Con la inteligencia artificial generativa podríamos, si no fuera por la presión de “los conservadores de siempre”, plantearnos un futuro diferente. Podríamos pensar que la mejor forma de aprender es la interacción, y que no somos capaces de interactuar correctamente con los alumnos porque eso requeriría una relación uno a uno, en lugar de uno a muchos. Es decir, si pudiésemos poner a cada alumno un tutor que tuviese no solo conocimientos muy profundos de todas las materias, sino que además, conociese perfectamente al alumno con el que trabaja, ¿no se parecería eso a un sistema educativo ideal?
Precisamente esa podría ser la promesa de la inteligencia artificial: sometida a los controles adecuados, podría empezar a capturar las interacciones de los alumnos con el conocimiento hasta entender cómo funciona su cerebro y sus esquemas de aprendizaje, ir administrándoles conocimiento, e incluso evaluar cómo lo retienen o interiorizan. Las instituciones educativas podrían centrarse en fomentar las habilidades sociales y de otros tipos, porque el aprendizaje de las distintas materias estaría controlado por algoritmos en permanente relación con los alumnos.

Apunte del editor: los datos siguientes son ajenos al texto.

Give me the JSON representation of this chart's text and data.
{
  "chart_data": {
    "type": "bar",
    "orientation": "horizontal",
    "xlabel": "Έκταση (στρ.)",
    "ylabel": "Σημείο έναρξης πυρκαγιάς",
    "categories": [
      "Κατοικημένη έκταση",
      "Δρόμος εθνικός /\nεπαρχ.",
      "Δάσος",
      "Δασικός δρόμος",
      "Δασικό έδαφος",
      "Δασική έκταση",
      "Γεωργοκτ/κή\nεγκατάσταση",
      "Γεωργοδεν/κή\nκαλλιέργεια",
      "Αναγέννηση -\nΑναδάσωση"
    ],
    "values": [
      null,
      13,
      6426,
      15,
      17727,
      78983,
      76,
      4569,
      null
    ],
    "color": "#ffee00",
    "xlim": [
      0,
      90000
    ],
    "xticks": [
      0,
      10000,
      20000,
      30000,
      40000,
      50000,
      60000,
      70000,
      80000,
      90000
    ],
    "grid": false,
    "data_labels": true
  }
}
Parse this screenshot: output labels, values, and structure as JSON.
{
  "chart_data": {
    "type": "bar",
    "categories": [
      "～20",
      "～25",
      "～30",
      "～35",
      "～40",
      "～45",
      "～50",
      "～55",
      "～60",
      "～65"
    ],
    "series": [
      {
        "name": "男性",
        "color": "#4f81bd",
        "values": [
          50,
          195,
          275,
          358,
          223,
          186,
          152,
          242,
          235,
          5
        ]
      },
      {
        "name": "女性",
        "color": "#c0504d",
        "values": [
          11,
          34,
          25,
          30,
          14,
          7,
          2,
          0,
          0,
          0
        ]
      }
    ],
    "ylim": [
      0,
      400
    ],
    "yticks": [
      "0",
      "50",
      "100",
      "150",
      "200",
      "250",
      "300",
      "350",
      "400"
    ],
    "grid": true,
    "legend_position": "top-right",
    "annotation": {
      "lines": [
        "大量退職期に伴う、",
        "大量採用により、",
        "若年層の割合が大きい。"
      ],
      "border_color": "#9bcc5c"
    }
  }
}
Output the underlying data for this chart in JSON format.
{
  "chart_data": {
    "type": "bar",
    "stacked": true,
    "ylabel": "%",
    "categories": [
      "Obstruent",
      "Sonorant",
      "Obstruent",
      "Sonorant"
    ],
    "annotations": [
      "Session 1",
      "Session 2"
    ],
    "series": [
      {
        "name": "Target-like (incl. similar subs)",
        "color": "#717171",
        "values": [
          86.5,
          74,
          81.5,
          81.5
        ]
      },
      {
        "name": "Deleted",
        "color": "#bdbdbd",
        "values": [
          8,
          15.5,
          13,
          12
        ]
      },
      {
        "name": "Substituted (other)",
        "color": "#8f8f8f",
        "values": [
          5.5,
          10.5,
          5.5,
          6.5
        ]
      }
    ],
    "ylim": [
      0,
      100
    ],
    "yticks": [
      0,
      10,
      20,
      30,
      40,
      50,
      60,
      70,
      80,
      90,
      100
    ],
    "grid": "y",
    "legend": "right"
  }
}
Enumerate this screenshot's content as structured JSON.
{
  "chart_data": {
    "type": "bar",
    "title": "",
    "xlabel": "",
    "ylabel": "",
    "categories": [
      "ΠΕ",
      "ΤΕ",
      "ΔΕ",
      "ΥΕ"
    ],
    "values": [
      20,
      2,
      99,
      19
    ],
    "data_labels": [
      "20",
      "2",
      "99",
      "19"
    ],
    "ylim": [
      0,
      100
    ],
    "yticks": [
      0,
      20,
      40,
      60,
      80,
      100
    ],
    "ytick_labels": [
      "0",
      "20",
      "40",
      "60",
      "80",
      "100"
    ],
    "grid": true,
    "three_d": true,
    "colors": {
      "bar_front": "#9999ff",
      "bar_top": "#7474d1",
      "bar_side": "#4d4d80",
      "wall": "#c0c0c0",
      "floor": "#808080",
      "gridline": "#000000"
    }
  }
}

Pero más aún… esos algoritmos personalizados podrían, incluso, ir aconsejando a los alumnos sobre aquellos contenidos con los que tienen mayor afinidad, tanto a la hora de “ayudar a rellenar huecos”, como a la de hacerlos compatibles con sus gustos, intereses o circunstancias. Sería como tener un asistente personal educativo que empieza contigo en la escuela, y que se va adaptando a tus intereses a medida que progresas ya no solo en el escalafón educativo, sino incluso en el profesional. Un registro personalizado y únicamente disponible para ti de tus habilidades, de tus intereses y de tu desempeño a lo largo del tiempo, con la versatilidad que cada uno quiera darle.
¿Podemos plantear futuros de ese tipo? ¿O vamos a quedarnos anclados en que hay que hincar los codos, memorizar mucho y aprobar exámenes de los que te olvidas una semana después? ¿Puede la tecnología hacer posible el sueño de la educación personalizada?
***Enrique Dans es Profesor de Innovación en IE University.